Avant de cosigner ce film, Valérie Müller, qui a suivi des études d’Histoire de l’Art et de Cinéma, a réalisé de nombreux documentaires (dont un, en 1999, sur celui qui allait devenir son mari), et aussi des courts métrages, parmi lesquels, en 1998, « La Surface de Réparation », avec Marion Cotillard et, en 2007, « Les hommes s’en souviendront », avec Marina Foïs. C’est en 2013 qu’elle s’attelle, pour la première fois, au long métrage, avec « Le Monde de Fred », co-écrit avec Olivier Soler.

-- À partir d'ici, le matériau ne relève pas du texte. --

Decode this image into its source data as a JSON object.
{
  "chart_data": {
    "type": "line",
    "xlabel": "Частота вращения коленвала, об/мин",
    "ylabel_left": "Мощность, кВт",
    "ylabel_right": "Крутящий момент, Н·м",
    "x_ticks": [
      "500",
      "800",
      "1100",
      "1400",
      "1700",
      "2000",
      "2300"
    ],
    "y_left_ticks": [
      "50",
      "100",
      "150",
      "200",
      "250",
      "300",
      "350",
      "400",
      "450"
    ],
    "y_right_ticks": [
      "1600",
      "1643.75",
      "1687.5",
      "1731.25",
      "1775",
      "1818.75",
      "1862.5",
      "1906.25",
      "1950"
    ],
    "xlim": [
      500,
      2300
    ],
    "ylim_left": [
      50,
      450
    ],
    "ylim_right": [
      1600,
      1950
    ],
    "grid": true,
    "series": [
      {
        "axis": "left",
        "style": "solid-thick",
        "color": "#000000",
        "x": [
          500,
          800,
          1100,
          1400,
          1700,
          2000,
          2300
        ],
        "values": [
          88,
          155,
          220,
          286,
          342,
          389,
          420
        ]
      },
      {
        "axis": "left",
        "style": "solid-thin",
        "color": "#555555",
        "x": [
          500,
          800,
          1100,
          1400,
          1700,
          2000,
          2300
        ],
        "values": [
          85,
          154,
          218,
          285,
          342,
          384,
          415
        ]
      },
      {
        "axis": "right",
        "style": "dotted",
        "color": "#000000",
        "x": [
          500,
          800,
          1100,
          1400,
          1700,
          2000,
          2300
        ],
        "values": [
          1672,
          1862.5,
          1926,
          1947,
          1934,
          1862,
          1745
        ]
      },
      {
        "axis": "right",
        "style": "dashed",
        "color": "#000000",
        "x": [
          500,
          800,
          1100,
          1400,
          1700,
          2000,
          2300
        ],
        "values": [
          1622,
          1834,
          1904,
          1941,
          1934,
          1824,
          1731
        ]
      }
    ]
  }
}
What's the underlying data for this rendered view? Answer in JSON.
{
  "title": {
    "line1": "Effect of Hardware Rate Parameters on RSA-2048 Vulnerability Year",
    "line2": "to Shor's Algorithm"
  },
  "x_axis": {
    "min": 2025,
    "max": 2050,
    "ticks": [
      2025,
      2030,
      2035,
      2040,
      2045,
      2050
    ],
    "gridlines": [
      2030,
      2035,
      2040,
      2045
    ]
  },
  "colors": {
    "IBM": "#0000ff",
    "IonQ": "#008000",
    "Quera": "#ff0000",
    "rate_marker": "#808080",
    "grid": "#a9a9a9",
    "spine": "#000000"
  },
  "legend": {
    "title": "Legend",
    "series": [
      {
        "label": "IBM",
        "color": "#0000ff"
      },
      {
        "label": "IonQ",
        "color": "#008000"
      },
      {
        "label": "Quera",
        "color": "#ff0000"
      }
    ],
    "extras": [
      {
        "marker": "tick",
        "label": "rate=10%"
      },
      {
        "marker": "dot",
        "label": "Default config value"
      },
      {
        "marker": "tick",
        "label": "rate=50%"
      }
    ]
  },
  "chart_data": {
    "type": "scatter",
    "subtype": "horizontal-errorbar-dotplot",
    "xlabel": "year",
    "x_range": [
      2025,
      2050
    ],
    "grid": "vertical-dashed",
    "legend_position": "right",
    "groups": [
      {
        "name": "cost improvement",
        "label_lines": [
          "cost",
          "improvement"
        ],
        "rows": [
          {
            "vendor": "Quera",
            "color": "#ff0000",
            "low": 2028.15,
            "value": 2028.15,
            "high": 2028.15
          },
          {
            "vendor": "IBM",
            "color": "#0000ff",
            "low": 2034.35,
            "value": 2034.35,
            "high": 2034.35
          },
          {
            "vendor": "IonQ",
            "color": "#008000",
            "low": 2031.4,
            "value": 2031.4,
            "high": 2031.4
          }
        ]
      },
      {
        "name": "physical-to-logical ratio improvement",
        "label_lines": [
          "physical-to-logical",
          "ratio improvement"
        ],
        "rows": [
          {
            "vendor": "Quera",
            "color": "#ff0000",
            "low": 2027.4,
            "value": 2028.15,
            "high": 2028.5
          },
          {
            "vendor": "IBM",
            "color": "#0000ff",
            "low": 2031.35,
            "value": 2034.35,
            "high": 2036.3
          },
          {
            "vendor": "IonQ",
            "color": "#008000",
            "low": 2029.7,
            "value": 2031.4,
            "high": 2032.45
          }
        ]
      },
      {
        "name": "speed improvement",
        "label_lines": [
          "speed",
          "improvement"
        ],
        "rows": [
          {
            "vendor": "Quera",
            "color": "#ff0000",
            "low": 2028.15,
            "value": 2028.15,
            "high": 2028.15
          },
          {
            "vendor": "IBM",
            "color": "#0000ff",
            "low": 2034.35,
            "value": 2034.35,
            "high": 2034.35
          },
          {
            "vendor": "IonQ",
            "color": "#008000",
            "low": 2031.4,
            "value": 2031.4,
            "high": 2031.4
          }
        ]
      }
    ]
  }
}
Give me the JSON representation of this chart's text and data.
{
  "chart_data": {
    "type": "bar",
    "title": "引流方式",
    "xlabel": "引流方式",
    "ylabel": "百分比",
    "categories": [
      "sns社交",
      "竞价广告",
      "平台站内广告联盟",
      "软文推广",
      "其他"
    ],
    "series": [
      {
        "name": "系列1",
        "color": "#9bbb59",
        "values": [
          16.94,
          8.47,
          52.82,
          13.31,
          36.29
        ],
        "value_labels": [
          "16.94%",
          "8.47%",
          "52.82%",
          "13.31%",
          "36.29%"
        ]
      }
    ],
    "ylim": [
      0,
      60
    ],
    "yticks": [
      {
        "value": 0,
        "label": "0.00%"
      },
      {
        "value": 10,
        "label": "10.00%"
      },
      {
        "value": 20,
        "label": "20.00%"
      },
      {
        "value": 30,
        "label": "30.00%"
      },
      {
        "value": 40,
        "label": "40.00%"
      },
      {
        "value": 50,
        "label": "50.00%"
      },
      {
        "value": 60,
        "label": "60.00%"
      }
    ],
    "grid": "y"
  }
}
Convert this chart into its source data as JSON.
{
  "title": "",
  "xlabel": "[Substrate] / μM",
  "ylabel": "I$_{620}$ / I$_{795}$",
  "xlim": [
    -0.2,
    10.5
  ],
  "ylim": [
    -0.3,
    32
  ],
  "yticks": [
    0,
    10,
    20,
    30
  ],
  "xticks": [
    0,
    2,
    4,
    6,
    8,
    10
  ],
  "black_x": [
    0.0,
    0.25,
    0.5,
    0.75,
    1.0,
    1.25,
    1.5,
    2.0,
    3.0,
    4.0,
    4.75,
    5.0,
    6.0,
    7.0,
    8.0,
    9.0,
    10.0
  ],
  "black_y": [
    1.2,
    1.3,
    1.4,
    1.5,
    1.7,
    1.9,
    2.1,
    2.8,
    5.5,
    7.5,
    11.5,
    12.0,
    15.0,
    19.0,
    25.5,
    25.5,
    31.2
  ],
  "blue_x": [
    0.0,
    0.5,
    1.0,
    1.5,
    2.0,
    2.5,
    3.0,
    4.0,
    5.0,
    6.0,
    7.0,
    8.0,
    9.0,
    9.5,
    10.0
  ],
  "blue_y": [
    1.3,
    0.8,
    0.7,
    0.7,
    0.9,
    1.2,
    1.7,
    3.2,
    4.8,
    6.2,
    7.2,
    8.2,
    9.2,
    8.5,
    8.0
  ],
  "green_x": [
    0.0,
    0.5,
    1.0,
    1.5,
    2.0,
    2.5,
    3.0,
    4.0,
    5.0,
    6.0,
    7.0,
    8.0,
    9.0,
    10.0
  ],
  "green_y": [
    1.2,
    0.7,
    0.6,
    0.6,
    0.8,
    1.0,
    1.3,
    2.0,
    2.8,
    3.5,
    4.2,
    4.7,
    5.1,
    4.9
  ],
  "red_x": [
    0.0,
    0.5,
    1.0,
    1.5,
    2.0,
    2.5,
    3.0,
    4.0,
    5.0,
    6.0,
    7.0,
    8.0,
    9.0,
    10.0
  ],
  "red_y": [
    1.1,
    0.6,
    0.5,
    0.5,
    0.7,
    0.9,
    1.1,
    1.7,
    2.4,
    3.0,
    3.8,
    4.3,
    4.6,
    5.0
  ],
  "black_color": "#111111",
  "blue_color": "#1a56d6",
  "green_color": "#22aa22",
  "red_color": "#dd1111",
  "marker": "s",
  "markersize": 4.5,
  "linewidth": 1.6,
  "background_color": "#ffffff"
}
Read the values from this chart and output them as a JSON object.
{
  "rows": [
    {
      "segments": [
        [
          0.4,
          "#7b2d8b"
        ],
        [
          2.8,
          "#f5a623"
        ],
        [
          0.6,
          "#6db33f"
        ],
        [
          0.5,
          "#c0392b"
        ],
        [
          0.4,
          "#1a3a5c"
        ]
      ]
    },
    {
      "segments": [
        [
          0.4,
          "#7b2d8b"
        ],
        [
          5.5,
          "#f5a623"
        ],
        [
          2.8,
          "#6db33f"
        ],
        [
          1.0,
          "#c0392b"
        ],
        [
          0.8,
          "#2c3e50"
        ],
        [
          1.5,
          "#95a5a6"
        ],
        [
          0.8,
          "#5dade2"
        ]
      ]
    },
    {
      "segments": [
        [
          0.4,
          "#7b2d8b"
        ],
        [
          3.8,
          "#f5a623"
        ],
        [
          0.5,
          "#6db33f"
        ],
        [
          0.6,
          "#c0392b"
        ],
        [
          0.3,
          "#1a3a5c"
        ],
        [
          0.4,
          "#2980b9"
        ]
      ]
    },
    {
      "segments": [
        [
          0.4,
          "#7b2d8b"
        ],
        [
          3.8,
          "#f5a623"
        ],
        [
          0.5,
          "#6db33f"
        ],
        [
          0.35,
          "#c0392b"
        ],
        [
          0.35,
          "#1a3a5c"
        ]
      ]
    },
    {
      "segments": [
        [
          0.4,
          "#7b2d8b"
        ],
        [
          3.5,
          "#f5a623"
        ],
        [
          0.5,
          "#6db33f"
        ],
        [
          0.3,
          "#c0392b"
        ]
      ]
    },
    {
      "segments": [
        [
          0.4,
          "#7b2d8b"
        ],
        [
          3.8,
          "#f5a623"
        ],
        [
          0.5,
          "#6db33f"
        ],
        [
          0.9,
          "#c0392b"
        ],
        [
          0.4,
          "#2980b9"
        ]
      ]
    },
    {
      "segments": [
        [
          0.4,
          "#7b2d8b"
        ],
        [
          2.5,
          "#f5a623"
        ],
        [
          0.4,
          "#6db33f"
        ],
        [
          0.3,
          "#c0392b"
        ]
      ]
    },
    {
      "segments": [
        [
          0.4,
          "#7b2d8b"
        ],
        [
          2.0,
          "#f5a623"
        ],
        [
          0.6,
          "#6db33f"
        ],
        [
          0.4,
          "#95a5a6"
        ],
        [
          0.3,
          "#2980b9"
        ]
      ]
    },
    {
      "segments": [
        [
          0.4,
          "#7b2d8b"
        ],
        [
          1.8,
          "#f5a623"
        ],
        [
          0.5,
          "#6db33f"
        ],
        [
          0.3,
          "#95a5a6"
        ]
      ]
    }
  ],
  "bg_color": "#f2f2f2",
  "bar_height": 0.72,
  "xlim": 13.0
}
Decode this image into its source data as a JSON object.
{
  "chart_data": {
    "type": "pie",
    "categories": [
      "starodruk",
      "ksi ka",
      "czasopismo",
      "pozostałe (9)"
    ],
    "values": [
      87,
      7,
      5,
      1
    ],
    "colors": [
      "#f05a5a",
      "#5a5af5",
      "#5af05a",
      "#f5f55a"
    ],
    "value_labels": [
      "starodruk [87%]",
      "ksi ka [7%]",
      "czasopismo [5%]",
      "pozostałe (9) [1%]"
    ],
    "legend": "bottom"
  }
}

« Polina », inspiré du roman graphique éponyme de Bastien Vives, est donc son deuxième long. Elle en partage ici la création avec son époux, Angelin Preljocaj. Né en France de parents albanais, ce dernier, qui dirige le Centre chorégraphique d’Aix-en-Provence, est l’un des créateurs phares français. On lui doit 49 pièces (du solo aux grandes formes), dont beaucoup sont entrées au répertoire de prestigieuses compagnies, telles que la Scala de Milan le New York City Ballet ou encore l’Opéra de Paris. « Polina » n’est pas la première incursion de cet artiste talentueux dans le cinéma. Outre des courts métrages, on lui doit notamment « Blanche neige », en 2011, et plusieurs réalisations mettant en scène ses chorégraphies.